La figura 2 mostra le nostre stime sull’evolversi della differenza fra la distanza percorsa settimanalmente nella Svizzera tedesca e quella percorsa nei cantoni francofoni. Prima dell’identificazione dei primi casi, durante la nona settimana del 2020, non vi è alcuna differenza significativa tra le due aree linguistiche. Tuttavia, l’effetto della cultura tedesca sulla mobilità diventa visibilmente positivo dopo l’identificazione del primo focolaio svizzero e rimane tale per tutto il periodo di emergenza nazionale.

Figura 2 – Differenza di mobilità tra i cantoni di lingua tedesca e francese. Settimana 9: 24 febbraio – 1° marzo. Settimana 12: 16 marzo – 22 marzo. Data del primo focolaio: 25 febbraio; data di attuazione delle misure federali: 16 marzo.

Perché l’identità culturale è importante

L’evidenza di una risposta significativamente diversa, a seconda dell’area linguistica, a misure adottate in maniera omogenea su tutto il paese suggerisce che le radici culturali possano giocare un ruolo non secondario nel determinarne l’effetto. Il nostro modello empirico ci permette anche di valutare l’impatto di alcuni tratti specifici che caratterizzano la cultura della Svizzera tedesca, come l’elevato grado di fiducia nei comportamenti degli altri e una minore tolleranza per gli interventi dello stato in economia. Entrambi risultano associati positivamente alla variazione di mobilità durante le varie fasi della pandemia.
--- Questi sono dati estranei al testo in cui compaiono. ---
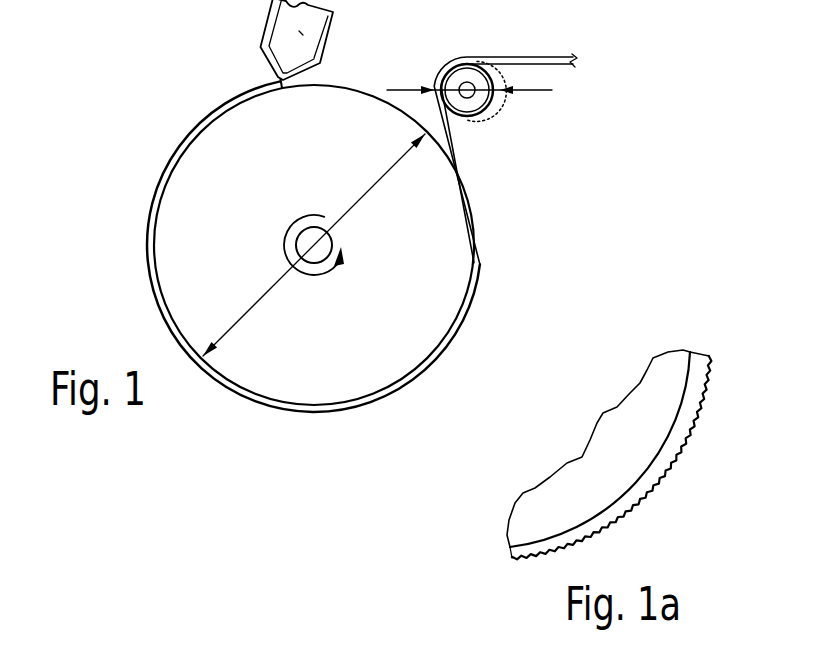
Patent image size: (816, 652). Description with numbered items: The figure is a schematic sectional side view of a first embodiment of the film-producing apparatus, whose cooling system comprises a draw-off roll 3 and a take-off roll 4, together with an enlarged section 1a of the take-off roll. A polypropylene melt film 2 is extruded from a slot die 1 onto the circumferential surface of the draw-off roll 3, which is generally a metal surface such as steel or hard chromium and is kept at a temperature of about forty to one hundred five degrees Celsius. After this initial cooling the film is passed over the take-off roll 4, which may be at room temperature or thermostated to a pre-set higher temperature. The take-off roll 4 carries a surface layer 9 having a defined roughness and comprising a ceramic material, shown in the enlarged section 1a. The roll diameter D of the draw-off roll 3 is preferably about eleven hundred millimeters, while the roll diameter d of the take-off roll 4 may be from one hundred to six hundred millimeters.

In FIG. 1, the slot die 1 is at (282, 25).
In FIG. 1, the detail region of roller 1a is at (448, 115).
In FIG. 1, the melt film 2 is at (160, 186).
In FIG. 1, the draw-off roll 3 is at (205, 148).
In FIG. 1, the take-off roll 4 is at (467, 72).
In FIG. 1A, the take-off roll 4 is at (617, 410).
In FIG. 1, the surface layer 9 is at (496, 100).
In FIG. 1A, the surface layer 9 is at (676, 427).
In FIG. 1, the roll diameter of the draw-off roll D is at (357, 195).
In FIG. 1, the roll diameter of the take-off roll d is at (469, 74).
La figura 3 si concentra su alcuni indicatori dei tratti culturali e mostra, per ognuno di essi, la differenza fra la distanza percorsa settimanalmente nei cantoni che fanno registrare valori superiori alla mediana e quella percorsa nei cantoni con valori al di sotto di tale soglia. Il primo pannello in alto a sinistra, ad esempio, indica come nei cantoni dove il livello di fiducia verso gli altri è elevato, la riduzione della mobilità seguita alla scoperta del primo focolaio in Svizzera sia stata marcatamente inferiore rispetto ai cantoni dove ci si fida meno dei propri concittadini.
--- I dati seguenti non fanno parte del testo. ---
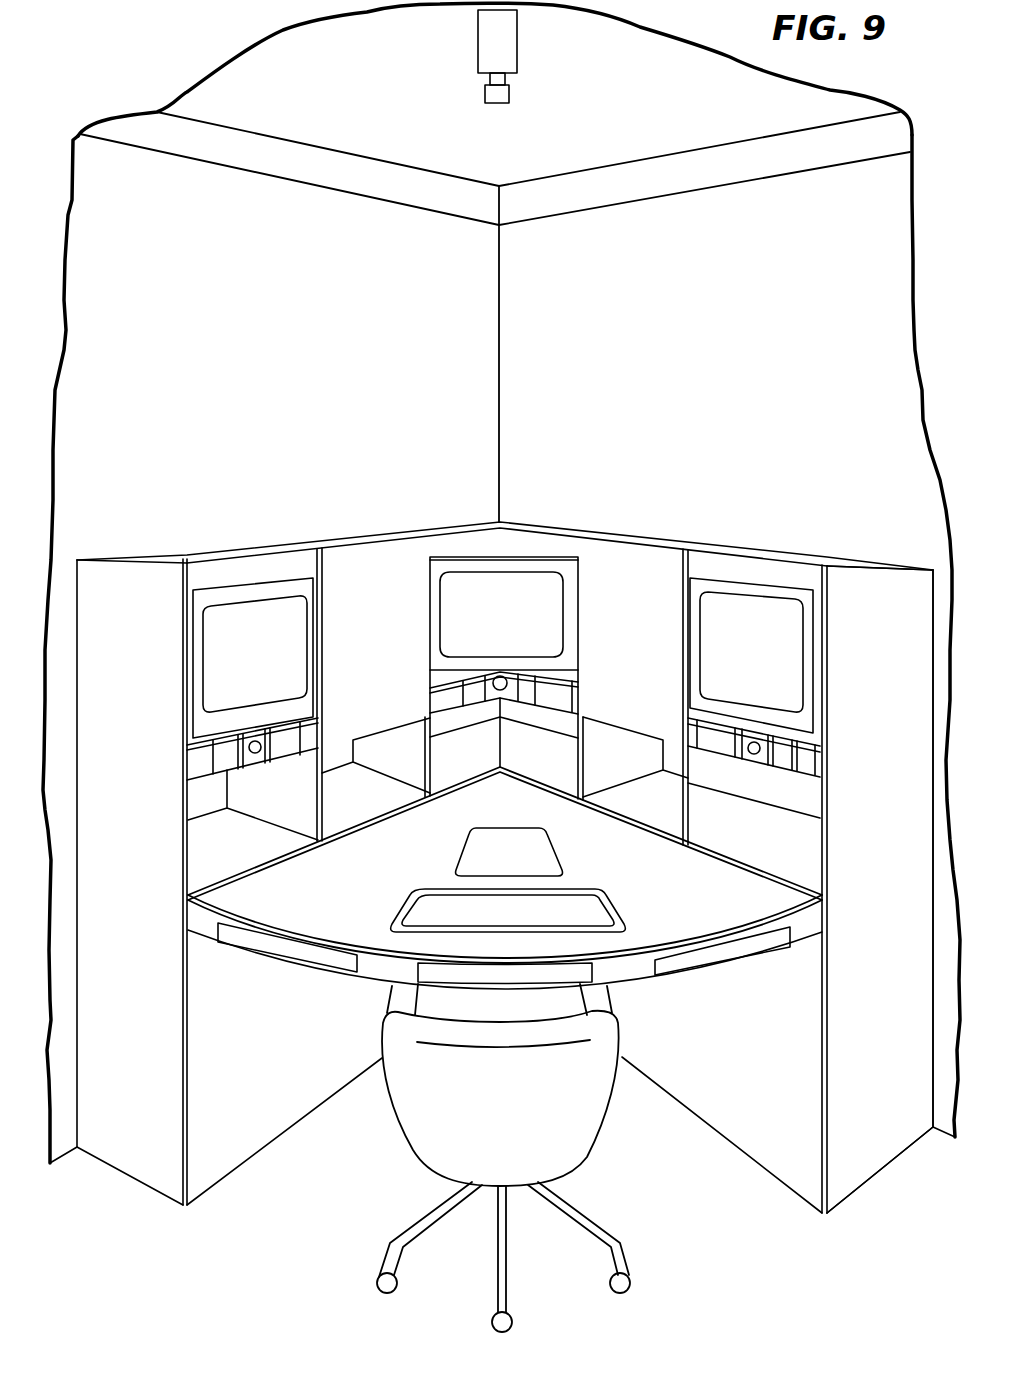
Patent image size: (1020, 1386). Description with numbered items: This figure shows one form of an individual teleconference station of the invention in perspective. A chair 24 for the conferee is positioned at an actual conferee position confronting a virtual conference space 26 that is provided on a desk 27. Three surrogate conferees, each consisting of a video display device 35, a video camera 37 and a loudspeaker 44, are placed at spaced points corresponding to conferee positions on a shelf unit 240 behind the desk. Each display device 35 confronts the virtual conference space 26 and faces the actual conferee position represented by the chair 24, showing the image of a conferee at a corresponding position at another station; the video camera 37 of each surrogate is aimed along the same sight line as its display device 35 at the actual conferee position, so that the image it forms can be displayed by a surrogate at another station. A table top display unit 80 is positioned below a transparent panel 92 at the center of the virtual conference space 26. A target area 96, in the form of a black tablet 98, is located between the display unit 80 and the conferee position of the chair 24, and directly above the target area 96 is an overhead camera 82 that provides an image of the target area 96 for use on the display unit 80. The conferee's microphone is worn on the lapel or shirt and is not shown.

The chair 24 is at (593, 1098).
The virtual conference space 26 is at (418, 877).
The desk 27 is at (723, 922).
The video display device 35 is at (264, 648).
The video camera 37 is at (257, 741).
The loudspeaker 44 is at (229, 757).
The table top display unit 80 is at (512, 847).
The overhead camera 82 is at (513, 50).
The transparent panel 92 is at (478, 847).
The target area 96 is at (605, 922).
The black tablet 98 is at (538, 886).
The shelf unit 240 is at (863, 580).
Tutto ciò non deve sorprenderci. Se si è convinti che i propri concittadini agiscano in maniera responsabile e rispettino dunque tutte le misure igienico–sanitarie consigliate dalle autorità, tra cui il distanziamento fisico, allora limitare la mobilità diventa uno strumento meno efficace per ridurre la probabilità di contrarre il virus. Di fatto, il distanziamento fisico si sostituisce a quello sociale. Analogamente, in un contesto culturale che mette al centro il successo individuale e tollera poco gli interventi pubblici riequilibratori è lecito attendersi che la popolazione sia più restia a rispettare misure che comportano gravi limitazioni delle libertà personali.

Dunque, l’istantanea tedesca del 18 aprile, che si giustapponeva a quelle scattate sui litorali deserti italiani o francesi, è probabilmente figlia di alcuni tratti che caratterizzano la cultura tedesca rispetto a quella dei paesi dell’Europa meridionale.